In the ongoing AI Coding Contest, Kimi K2.6, developed by Chinese AI startup Moonshot AI, has achieved a remarkable result — winning Day 12’s “Word Gem Puzzle” challenge with 22 match points, a 7-1-0 record.
The competition’s format was creative: competing models needed to form English words in a letter grid ranging from 10×10 to 30×30 by sliding adjacent tiles. Words under seven letters incurred point penalties, while words of seven letters or more scored based on length. Each pair of models played five rounds with a ten-second time limit per round.
Ten models competed, and the results surprised many observers:
- 1st Place: Kimi K2.6 (Moonshot AI) — 22 points, 7-1-0
- 2nd Place: MiMo V2-Pro (Xiaomi)
- 3rd Place: GPT-5.5
- 5th Place: Claude Opus 4.7
No model from Western frontier labs made the top two.

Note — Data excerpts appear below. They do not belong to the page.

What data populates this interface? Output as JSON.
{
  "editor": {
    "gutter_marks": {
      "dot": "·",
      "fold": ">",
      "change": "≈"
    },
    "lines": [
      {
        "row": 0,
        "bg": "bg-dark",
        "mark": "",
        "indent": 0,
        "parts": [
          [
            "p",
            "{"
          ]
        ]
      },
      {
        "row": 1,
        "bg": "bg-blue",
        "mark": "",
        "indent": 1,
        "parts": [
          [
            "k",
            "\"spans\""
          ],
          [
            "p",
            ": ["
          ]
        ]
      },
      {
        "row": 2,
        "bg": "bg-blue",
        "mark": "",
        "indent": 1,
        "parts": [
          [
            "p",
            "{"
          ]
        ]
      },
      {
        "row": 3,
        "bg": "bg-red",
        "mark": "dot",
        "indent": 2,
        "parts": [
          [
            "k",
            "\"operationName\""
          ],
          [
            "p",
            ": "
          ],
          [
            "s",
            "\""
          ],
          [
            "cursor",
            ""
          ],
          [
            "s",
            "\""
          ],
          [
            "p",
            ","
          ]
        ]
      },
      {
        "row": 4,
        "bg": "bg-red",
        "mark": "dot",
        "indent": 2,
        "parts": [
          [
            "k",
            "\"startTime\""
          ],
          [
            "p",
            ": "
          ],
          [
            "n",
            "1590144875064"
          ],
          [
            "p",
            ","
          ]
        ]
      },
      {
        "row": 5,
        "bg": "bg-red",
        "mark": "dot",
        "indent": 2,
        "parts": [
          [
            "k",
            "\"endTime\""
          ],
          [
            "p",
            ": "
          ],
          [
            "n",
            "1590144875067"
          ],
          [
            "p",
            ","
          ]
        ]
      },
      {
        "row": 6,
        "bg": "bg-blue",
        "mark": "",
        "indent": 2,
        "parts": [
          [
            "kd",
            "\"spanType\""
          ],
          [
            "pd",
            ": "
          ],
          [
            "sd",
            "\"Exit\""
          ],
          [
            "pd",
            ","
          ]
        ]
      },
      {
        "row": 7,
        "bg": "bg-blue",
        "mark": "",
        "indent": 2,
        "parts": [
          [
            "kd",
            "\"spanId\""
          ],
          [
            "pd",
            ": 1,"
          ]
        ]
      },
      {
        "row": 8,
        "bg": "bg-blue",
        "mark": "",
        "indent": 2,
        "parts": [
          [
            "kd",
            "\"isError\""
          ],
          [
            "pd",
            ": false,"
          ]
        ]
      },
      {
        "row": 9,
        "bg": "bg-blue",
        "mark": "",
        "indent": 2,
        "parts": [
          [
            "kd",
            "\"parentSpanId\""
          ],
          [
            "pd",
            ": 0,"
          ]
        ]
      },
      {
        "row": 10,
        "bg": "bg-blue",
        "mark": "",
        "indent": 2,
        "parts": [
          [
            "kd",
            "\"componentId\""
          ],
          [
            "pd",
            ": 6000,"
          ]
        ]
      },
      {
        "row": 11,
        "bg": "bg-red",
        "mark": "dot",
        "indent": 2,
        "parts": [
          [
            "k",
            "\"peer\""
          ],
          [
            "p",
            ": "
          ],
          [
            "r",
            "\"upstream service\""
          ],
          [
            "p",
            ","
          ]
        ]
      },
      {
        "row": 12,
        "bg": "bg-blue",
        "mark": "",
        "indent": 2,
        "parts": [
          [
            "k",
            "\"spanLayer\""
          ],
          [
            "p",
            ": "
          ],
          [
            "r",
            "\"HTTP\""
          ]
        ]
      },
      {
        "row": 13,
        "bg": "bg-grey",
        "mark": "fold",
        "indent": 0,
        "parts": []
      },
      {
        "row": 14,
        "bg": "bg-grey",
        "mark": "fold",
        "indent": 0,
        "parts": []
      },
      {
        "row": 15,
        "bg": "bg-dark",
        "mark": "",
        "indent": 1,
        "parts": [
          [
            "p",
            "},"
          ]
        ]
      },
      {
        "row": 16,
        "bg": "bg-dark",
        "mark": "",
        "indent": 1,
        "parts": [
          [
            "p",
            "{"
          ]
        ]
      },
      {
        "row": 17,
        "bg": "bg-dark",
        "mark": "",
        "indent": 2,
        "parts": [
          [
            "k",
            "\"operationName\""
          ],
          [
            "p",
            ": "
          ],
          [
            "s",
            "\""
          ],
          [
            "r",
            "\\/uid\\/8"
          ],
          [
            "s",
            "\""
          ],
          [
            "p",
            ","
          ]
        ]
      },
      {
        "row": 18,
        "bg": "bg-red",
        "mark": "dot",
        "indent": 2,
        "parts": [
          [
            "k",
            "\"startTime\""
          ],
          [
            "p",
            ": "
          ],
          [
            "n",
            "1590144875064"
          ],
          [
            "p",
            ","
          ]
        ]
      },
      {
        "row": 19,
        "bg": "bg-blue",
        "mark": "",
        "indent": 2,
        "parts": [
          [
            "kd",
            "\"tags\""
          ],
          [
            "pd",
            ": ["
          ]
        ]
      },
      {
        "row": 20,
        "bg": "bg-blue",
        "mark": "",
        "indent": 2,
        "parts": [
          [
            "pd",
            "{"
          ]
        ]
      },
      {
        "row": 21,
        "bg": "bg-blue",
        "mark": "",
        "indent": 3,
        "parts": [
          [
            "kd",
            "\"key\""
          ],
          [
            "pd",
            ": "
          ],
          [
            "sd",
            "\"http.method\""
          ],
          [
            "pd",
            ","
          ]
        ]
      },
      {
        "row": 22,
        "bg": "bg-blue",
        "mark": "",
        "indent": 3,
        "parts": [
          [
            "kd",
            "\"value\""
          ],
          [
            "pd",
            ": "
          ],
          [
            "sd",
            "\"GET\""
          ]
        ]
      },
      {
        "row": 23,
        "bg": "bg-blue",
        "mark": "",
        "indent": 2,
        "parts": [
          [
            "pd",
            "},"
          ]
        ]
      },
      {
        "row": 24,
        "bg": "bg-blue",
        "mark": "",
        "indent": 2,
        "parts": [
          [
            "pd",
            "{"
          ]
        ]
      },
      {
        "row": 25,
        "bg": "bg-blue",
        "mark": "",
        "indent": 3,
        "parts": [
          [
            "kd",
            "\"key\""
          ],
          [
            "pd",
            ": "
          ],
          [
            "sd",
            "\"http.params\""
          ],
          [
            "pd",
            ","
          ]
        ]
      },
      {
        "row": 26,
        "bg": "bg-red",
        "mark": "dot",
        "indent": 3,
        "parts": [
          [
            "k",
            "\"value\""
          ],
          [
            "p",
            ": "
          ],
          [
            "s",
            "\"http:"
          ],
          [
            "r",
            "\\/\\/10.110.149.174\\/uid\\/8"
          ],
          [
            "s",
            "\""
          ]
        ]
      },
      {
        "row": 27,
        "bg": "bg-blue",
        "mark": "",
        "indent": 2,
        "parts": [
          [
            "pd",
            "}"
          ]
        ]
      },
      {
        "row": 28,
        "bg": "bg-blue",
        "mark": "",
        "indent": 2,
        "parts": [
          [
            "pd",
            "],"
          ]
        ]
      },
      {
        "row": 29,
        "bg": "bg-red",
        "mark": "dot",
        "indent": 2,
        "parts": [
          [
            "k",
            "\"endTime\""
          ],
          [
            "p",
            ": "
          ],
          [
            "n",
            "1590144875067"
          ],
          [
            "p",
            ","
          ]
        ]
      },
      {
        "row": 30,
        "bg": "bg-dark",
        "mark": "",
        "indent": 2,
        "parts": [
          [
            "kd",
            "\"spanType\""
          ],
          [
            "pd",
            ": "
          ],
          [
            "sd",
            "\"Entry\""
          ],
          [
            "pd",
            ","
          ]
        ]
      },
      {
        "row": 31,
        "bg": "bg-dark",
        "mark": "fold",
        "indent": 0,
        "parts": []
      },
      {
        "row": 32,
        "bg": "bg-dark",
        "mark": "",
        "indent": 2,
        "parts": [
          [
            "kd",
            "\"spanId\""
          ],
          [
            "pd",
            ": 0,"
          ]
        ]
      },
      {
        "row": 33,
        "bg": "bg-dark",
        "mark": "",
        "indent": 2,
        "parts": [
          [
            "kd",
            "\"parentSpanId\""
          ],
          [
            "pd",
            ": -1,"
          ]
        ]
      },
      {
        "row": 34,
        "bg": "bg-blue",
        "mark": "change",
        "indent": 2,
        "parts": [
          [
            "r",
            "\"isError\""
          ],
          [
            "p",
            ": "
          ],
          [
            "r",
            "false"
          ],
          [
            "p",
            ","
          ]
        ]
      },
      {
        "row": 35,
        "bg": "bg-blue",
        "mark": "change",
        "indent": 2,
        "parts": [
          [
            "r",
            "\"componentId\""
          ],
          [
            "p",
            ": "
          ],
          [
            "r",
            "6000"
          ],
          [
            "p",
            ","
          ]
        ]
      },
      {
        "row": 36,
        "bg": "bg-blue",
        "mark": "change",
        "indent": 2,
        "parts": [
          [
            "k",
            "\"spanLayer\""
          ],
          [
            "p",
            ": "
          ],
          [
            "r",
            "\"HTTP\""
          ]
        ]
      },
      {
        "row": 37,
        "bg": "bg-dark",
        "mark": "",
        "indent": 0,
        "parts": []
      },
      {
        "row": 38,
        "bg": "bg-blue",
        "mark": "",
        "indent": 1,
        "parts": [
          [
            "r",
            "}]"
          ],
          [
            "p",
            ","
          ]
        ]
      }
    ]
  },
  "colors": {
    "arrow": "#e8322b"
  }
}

Kimi K2.6’s strategy was aggressive sliding — it employed a greedy algorithm that at each step sought the move unlocking the most new words. On smaller grids, this approach was less effective, but on the 30×30 large grids, when other models lost competitiveness due to their inability to slide tiles, Kimi K2.6’s continuous output advantage became decisive.
Notably, Kimi K2.6 is an open-weights model — anyone can download and use it. It currently scores 54 on the Artificial Analysis Intelligence Index, compared to 60 for GPT-5.5 and 57 for Claude. While not yet at parity, the gap has narrowed considerably — and this comes from a freely available model.
This result marks an important shift in the AI capability landscape: a year ago, the prevailing assumption was that Western frontier labs held an insurmountable lead in model capabilities that open-source models could not close. Today, that gap is rapidly shrinking.